Pemerintah sejak Semula Ceroboh
Revisi PP Pemekaran Masih Sinkronisasi
Kompas, 25 Agustus 2007
Jakarta, Kompas - Maraknya pemekaran daerah otonom baru, yang
akhirnya justru membebani keuangan negara, tak terlepas dari
kecerobohan pemerintah sendiri sejak awal. Jika pemerintah, Dewan
Perwakilan Rakyat, dan Dewan Perwakilan Daerah sejak semula tegas
pada standar yang dipakai untuk memekarkan daerah otonom, negara tak
perlu menanggung beratnya beban keuangan.
Demikian diutarakan peneliti Pusat Penelitian Ekonomi Lembaga Ilmu
Pengetahuan Indonesia (LIPI), Syarif Hidayat, di Jakarta, Jumat (24/8).
Ajakan Presiden Susilo Bambang Yudhoyono kepada DPR dan DPD
untuk menghentikan pemekaran daerah (Kompas, 24/8), dinilai tidak fair
dan cuma upaya menimpakan kesalahan pemerintah dan lembaga negara
kepada publik.
Pemekaran daerah seharusnya dilakukan dengan hati-hati dan mematuhi
syarat kualifikasi terbentuknya daerah otonom baru. Jika dalam evaluasi
setelah dimekarkan dinilai tidak layak, pemerintah tidak perlu ragu untuk
menggabungkannya kembali dengan daerah induk.
"Penghentian pemekaran daerah tak fair karena banyak calon daerah
otonom yang benar-benar memiliki potensi ekonomi, sosial, dan politik
kuat, tetapi belum sempat dimekarkan," kata Syarif.
Syarif mengusulkan pemekaran daerah tidak dilakukan secara langsung,
tetapi bertahap seperti pada masa Orde Baru. Sebelum resmi menjadi
daerah otonom, sebuah wilayah yang akan dimekarkan dari daerah induk
dapat dijadikan pemerintahan administratif dahulu. Jika dalam rentang
waktu tertentu dinilai berhasil, daerah itu dapat dimekarkan. Jika dinilai
gagal, wilayah itu kembali ke daerah induk.
Peneliti Centre for Strategic and International Studies (CSIS), Tommi A
Legowo, mengatakan, kemampuan pemerintah dalam menyediakan
sumber daya dan instrumen untuk memverifikasi syarat pemekaran dan
mengevaluasi kelayakan daerah pemekaran baru memang terbatas.
Selama ini, hasil verifikasi pemekaran daerah dan evaluasinya tak
dipublikasikan terbuka. Akibatnya, pemekaran daerah lebih banyak
ditentukan berdasarkan negosiasi politik antara pengusul dan pemerintah
pusat.
Jika pemerintah tak lekas menetapkan standar jelas pemekaran daerah
serta itikad kuat untuk mematuhi aturan yang ada, Tommi yakin anggaran
negara makin berat akibat banyaknya daerah otonom baru yang
menggantungkan keuangannya kepada pemerintah pusat.
Tahap sinkronisasi
Secara terpisah, Kepala Pusat Penerangan Departemen Dalam Negeri
Saut Situmorang, Jumat, menjelaskan, draf revisi Peraturan Pemerintah
(PP) Nomor 129 Tahun 2000 yang mengatur tentang pemekaran masih
dalam tahap sinkronisasi di Departemen Hukum dan Hak Asasi Manusia
(HAM). "Kira-kira satu atau dua bulan lagi PP keluar," katanya.

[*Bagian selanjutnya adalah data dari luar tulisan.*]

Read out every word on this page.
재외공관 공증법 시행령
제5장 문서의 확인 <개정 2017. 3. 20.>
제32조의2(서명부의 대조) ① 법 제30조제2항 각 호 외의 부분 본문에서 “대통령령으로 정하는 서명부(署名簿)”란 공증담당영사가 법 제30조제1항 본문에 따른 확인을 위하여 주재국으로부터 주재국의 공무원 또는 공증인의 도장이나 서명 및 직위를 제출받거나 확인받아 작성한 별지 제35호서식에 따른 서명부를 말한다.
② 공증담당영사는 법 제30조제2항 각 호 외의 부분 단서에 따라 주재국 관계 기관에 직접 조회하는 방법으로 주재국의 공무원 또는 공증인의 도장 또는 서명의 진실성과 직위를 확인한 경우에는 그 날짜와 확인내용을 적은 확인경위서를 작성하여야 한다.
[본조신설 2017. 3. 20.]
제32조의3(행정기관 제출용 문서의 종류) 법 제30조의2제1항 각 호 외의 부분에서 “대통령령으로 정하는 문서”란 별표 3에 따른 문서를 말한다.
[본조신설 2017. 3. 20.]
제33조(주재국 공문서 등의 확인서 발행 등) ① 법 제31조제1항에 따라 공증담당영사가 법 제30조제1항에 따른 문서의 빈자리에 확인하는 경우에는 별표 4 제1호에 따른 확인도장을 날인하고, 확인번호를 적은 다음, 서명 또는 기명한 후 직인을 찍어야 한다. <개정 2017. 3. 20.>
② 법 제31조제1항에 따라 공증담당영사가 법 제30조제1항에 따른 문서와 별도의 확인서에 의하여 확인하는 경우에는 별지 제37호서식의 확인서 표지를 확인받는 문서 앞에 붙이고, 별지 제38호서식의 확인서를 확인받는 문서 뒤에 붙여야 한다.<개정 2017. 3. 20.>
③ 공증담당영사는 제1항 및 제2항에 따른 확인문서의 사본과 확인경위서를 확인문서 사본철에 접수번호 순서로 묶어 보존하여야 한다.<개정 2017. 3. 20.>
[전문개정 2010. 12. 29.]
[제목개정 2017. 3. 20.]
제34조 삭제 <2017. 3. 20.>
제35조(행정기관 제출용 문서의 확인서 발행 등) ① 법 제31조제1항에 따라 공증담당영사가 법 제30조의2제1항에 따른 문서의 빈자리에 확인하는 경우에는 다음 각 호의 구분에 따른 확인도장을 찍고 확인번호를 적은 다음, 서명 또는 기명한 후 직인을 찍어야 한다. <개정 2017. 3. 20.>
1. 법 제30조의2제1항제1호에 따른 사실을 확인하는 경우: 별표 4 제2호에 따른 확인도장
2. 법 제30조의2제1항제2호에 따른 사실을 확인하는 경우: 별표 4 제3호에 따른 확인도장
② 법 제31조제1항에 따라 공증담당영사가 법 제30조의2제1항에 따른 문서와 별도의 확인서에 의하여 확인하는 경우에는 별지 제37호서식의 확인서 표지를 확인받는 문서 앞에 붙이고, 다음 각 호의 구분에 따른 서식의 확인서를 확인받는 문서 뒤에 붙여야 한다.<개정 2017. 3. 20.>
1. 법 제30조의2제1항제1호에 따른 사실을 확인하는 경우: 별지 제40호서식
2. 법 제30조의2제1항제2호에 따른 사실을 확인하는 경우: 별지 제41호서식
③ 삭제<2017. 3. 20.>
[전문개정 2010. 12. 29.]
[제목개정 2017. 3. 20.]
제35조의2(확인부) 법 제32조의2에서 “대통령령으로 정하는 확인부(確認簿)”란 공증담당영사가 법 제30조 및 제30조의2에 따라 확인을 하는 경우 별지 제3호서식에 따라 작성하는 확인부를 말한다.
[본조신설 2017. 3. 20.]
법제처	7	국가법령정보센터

Draf revisi PP No 129/2000 itu disusun Depdagri sejak dua tahun lalu.
Namun, hingga kini drafnya masih dalam pembahasan. Di sisi lain,
pembahasan pemekaran daerah tetap dilakukan DPR dan pemerintah.
Wakil Ketua Komisi II DPR Sayuti Asyathri dan Ketua Fraksi Partai
Keadilan Sejahtera DPR Mahfudz Siddiq, secara terpisah, Jumat,
menyebutkan, komitmen pemerintahlah yang lebih menentukan
pemekaran daerah.
Menurut Sayuti, selama ini pemerintah lamban mengevaluasi daerah
otonom baru. Revisi PP juga macet sehingga DPR tak memiliki pilihan
menyikapi usul pembentukan daerah otonom baru.